12 Things No One Wants to Hear After They've Been Dumped

Think before you speak.

jen and john
(Image credit: Archives)

1. You need to want more for yourself. I want a nice, funny, smart, ambitious guy who smells good, dresses well, loves dogs, wants to take annual European vacations and will not only watch Keeping Up With The Kardashians, but will dissect every last detail with me over Chinese takeout. Is that not enough?

2. You can do better. But where is this "better" you're talking about?

3. I always hated him. Why didn't you tell me you thought he was a scumbag before we bought non-refundable tickets to the Bahamas together?

4. He never treated you right. Why are you telling me this now? I was in a blind haze of new love, and it's your responsibility as my friend to pull me out when something's up.

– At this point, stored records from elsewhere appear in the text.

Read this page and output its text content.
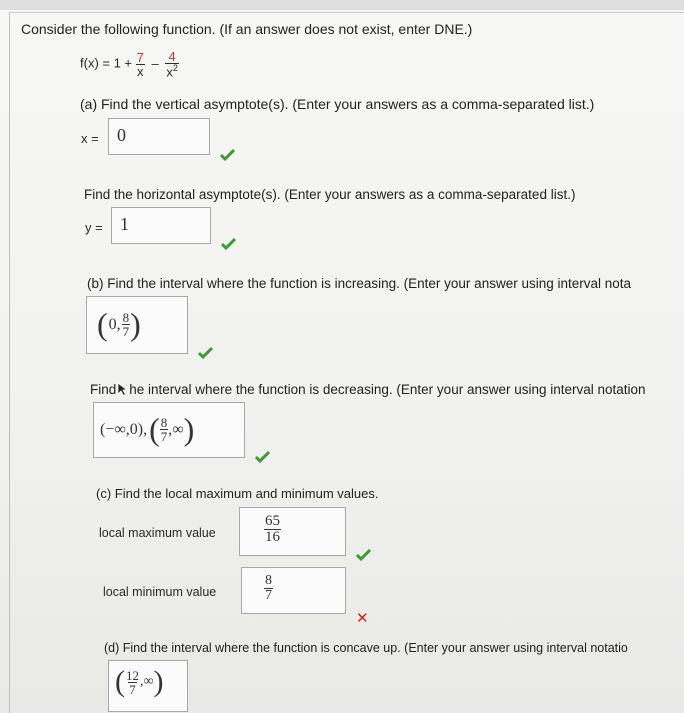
Consider the following function. (If an answer does not exist, enter DNE.)
$f(x) = 1 + \frac{7}{x} - \frac{4}{x^2}$
(a) Find the vertical asymptote(s). (Enter your answers as a comma-separated list.)
x = 0
Find the horizontal asymptote(s). (Enter your answers as a comma-separated list.)
y = 1
(b) Find the interval where the function is increasing. (Enter your answer using interval nota
( 0, $\frac{8}{7}$ )
Find he interval where the function is decreasing. (Enter your answer using interval notation
(−∞,0), ( $\frac{8}{7}$ ,∞ )
(c) Find the local maximum and minimum values.
local maximum value	$\frac{65}{16}$
local minimum value	$\frac{8}{7}$
✕
(d) Find the interval where the function is concave up. (Enter your answer using interval notatio
( $\frac{12}{7}$ ,∞ )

5. You'll find the right person when you stop looking.But if I'm not looking, how am I going to find the right person?! And, how I will recognize this guy, since clearly, the last "right person" turned out to be the wrong person.

6. You need to start putting yourself out there more. Wait, I thought that I was supposed to stop looking?

7. Do you want me to set you up? No, I want you to buy me a giant tub of Ben and Jerry's and watch Nicholas Sparks movies with me. The only men I want to be seeing right now need names that starts with Ryan and ends with Gosling.

8. At least you don't have to go (insert his favorite hobby here) anymore. But I was just beginning to enjoy watching European soccer games at weird hours of the day.

9. He hit on me when you were out of town. And you're telling me about this now?! I'm now sad and really pissed off and I don't know which emotion should get first bidding in my brain.

10. You need to get over it. It's been two weeks. According to Sex And The City, I have half the amount of time we were together. Let me grieve.

11. I'm so glad I don't have to hang out with him anymore. Well, good for you, but last time I checked, this breakup was about me. When you feel like your heart has been pounded into hamburger meat, then we can talk.

12. Oh no! Are you scared you're going to run into him? The only way that's going to happen is when it's on purpose, but looks like an accident. Basically, after I've had a blowout, bought a new outfit, and am meeting some really handsome guy at the bar where this "accident" will take place.